- Born: Ottawa, Ontario
- Allegiance: Canada
- Branch: Canadian Forces
- Rank: Ambassador
- Commands: Chief of the Defense Staff
- Other work: Ambassador

= Terence Colfer =

Terence Colfer is a Canadian civil administrator, and diplomat.

==Beginnings==
Terence Colfer earned a Bachelor of Arts in Political Science at the Royal Military College of Canada in Kingston, Ontario in 1965, student # 6523.

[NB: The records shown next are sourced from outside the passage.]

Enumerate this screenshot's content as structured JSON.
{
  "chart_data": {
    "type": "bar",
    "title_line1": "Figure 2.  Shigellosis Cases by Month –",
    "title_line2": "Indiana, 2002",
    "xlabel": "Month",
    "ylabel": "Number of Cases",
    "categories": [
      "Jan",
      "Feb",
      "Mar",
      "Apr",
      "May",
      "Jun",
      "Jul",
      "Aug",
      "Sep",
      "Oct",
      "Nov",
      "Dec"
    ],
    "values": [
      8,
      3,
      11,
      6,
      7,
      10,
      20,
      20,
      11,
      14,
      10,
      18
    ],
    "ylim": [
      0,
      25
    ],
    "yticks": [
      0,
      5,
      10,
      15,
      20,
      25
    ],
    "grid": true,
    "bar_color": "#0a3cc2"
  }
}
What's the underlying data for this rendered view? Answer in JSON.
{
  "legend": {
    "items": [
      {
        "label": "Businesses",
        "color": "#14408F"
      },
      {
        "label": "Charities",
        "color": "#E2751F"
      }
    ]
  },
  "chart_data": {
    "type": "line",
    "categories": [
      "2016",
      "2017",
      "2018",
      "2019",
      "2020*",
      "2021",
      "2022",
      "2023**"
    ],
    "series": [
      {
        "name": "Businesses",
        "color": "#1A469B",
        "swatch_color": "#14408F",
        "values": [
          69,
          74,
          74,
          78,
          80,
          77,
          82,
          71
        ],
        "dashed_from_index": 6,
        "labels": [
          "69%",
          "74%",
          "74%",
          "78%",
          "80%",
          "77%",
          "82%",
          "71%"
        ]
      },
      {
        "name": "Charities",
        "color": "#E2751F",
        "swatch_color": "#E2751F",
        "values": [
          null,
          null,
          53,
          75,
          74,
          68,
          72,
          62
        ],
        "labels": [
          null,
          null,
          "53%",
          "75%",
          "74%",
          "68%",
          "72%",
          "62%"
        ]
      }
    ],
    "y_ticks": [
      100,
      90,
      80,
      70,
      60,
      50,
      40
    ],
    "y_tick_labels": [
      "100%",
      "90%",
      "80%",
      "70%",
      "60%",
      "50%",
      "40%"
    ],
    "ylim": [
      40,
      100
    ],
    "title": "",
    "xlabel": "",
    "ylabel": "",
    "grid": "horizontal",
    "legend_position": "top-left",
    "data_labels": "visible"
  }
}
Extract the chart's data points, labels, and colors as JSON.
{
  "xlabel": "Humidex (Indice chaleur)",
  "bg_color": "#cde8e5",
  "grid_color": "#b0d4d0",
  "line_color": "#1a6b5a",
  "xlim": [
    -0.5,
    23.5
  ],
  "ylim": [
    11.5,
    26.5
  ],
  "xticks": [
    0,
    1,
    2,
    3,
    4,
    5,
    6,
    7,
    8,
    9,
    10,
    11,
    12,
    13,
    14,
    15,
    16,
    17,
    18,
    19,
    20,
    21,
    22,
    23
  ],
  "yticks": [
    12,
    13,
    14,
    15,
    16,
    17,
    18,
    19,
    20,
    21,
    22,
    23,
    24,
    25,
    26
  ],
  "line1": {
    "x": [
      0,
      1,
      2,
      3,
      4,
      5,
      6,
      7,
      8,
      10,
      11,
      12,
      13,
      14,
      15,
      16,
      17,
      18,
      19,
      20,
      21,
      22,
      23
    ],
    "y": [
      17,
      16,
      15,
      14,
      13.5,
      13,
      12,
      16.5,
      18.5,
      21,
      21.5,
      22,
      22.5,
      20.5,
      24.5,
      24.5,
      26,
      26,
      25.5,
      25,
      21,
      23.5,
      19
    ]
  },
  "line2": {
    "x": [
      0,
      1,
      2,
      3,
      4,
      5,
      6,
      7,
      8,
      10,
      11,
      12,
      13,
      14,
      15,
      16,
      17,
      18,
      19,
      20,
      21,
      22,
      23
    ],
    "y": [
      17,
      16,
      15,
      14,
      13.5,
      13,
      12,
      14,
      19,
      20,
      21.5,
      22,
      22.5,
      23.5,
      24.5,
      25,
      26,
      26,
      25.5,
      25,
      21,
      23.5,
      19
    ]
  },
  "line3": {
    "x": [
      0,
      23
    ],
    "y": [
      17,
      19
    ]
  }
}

He served in the Canadian Forces as an officer cadet from 1961 to 1965 and served as an officer from 1965 to 1969. He served abroad in the Middle East.

==Civilian career==
He joined the Department of Industry, Trade and Commerce as a Trade Commissioner in 1969. He served abroad in Rome, Italy, Dallas, Texas, Sydney, Australia, Detroit, Michigan and in Boston, Massachusetts as Deputy Consul General and Senior Trade Commissioner from 1990 to 1994. In Ottawa, Ontario he undertook a variety of assignments, including:
- Director, Overseas Division, from 1987 to 1988;
- Director, United States Trade and Tourism Development Division, from 1988 to 1990; and
- from 1994 to 1996, Director, South Asia Division. *

Mr. Colfer served as:
- Ambassador to Kuwait from 1996 to 1999, and
- Ambassador to the Islamic Republic of Iran from 1999 to 2001. He retired from the Department of Foreign Affairs in 2003.

==Personal life==
He is married to Lynn Colfer and they have three sons.